Digital health debuts
Digital health firms enjoyed a larger presence at the conference than in years past, especially firms which went public via special purpose acquisition companies (SPACs) this past year. Fifteen of the digital health firms that exited in 2021 did so via SPAC, versus two the year prior, per Rock Health.
One of these was Talkspace, which made its JPM debut Thursday. Instead of seeking to win over investors, however, new CEO Doug Braunstein focused on calming them after a bumpy 2021. During the year, the firm saw a drop in its consumer revenue, a confusing 8-K filing and the exodus of its two founders and chief operating officer.
JPM presented a good opportunity for digital health companies to tout themselves as worthy investments. But with many relatively new to the public markets, Talkspace’s experience shows their learning curve is still evident.
Back on the biopharma side, the majors’ plans for mitigating the effects of patent loss was another big theme. Bristol Myers Squibb CEO Giovanni Caforio, for one, laid out a road map for absorbing Revlimid’s upcoming loss of exclusivity later this year, including seven planned drug launches from the drugmaker’s mid-to-late-stage pipeline.

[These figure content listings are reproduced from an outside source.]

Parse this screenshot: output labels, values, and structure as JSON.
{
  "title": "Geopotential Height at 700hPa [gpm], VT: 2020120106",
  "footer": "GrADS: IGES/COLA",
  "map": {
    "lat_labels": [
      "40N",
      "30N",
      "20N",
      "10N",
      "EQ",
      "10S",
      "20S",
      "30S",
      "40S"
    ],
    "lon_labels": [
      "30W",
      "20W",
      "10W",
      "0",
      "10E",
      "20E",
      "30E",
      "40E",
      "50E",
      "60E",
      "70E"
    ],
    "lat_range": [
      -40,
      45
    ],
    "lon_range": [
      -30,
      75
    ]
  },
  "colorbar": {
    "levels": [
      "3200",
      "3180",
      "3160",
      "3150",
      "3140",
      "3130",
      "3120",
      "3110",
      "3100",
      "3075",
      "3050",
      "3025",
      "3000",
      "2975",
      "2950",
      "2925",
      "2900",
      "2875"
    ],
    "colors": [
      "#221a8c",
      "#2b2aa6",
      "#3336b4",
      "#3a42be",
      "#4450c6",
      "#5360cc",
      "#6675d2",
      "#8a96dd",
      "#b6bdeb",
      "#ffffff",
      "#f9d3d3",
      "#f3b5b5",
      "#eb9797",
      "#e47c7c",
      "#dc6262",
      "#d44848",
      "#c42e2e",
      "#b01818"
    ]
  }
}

He’s also looking for megablockbusters Opdivo and Eliquis to ramp up revenue by an additional $8 to $10 billion until 2025, when they, too, are expected to lose exclusivity.
It was Bristol’s huge Celgene takeover that grabbed the spotlight ahead of 2019’s JPM conference. Considering the drugmaker’s revenue replacement strategies, a similarly transformational deal doesn’t seem to be in the cards, at least not in the near term.
That doesn’t mean industry watchers, who would have loved a blockbuster M&A deal to chew on during JPM week, weren’t hanging on Caforio’s words in that regard. When asked whether BMS would consider that kind of deal again, the CEO may have left the door open:
“Business development remains a key pillar.”